Hier war es ein paar Tage sehr ruhig, mein Schmetterling.  Das liegt daran, dass deine Schwester auf die Welt gekommen ist. Während ich dies schreibe schläft sie an meiner Brust.  Sie ist so wunderschön. Sie ist so schön wie du.  Und alles ist so neu, und doch so vertraut. Ihr seid euch so ähnlich. Ich habe Fotos gemacht, da weiß man nicht wer von euch wer ist.  Es ist so schön, sie hier zu haben. Sie ist ein Sonntagskind geworden, genau wie du. Die Geburt stand eine Weile still, wahrscheinlich weil sie am gleichen Tag auf die Welt kommen wollt wie du.  So viele Dinge waren so gleich. Ihre Daten sind fast gleich. Sie ist genauso groß und wiegt nur 10 g mehr.  Sie liegt auf meiner Brust und ich höre ihr zartes atmen, ihre leisen Geräusche. Ich sehe ihr kleines schönes Gesicht.  Ich fühle ihre Wärme. Ich kann ihren Duft riechen. Und alles ist so neu und doch so vertraut. Ich muss oft bewusst daran denken, dass sie nicht du ist,  so gleich kommt mir alles vor. Als wäre die Zeit zurückgedreht, als wären wir wieder da, wo wir Anfang 2015 waren.  Es ist wundervoll, so viele Parallelen zu sehen. Aber es ist auch schwer. Sehr schwer. Die Angst ist da, die Sorge.  Der Schmerz ist da, die Trauer ist da. Aber es ist auch ganz viel Freude da.  Es ist unendlich viel Liebe da.  Ich habe ihr schon viel von dir erzählt. Manchmal lächelt sie im Schlaf, wenn ich von dir spreche.  Ich glaube sie weiß von dir. Eigentlich bin ich sehr sicher. Denn du weißt auch von ihr, du wusstest das sie auf dem Weg ist. Du hast es mir gesagt. Aber davon möchte ich erst beim nächsten Mal erzählen.  Momentan kann nicht immer eine Kerze für dich brennen, denn manchmal ist einfach zu viel Trubel.

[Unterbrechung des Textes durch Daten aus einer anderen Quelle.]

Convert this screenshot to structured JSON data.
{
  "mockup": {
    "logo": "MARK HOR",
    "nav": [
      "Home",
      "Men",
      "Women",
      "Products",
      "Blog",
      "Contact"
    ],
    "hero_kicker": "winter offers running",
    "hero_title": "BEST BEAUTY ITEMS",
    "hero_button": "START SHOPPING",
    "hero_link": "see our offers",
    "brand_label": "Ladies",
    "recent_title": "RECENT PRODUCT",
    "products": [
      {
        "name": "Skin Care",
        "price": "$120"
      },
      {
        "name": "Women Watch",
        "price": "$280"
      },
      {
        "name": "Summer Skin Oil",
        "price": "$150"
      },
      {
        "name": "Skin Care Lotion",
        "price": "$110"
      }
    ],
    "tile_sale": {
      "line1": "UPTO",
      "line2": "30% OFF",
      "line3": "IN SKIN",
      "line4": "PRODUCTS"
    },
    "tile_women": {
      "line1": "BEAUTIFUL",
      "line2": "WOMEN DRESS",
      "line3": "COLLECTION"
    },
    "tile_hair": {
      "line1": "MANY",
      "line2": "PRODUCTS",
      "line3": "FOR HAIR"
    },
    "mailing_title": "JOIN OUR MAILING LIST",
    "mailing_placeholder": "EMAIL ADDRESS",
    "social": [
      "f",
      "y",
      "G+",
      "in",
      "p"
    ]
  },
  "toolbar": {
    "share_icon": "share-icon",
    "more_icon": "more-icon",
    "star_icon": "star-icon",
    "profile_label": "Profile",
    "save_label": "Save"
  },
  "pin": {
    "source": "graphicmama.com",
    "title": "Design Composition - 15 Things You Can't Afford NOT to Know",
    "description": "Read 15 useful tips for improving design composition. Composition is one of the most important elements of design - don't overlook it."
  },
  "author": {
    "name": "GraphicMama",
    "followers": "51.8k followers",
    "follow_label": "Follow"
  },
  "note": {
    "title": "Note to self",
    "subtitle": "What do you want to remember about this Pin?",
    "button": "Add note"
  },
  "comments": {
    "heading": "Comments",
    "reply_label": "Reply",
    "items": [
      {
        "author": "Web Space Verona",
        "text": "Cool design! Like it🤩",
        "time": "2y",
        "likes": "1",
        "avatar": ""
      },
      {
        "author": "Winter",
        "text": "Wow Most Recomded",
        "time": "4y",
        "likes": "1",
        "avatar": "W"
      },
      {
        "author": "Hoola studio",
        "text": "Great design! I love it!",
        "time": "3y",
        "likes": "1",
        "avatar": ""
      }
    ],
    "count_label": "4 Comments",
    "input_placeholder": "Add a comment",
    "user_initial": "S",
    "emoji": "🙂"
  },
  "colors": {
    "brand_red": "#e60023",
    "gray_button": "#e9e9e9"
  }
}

Deine Schwester wirbelt uns durcheinander. Aber ich weiß, dass dir das nichts ausmacht. Dass du froh bist. Ich weiß, dass du sie liebst.  Nichts in dieser Welt kann wieder gutmachen was passiert ist. Aber wir können neu anfangen. Wir können glücklicher sein als wir es waren bevor sie kam. Wir sind wieder eine Familie. Wir sind wieder zu dritt auf dieser Welt.  In unseren Herzen sind wir zu viert.  Ich liebe dich mein Schmetterling. Und ich liebe deine Schwester.  Und auch wenn die Trauer wieder stärker ist, weil vieles so gleich ist und nicht so leicht, dann ist es jede Träne wert, es ist jede Sekunde wert.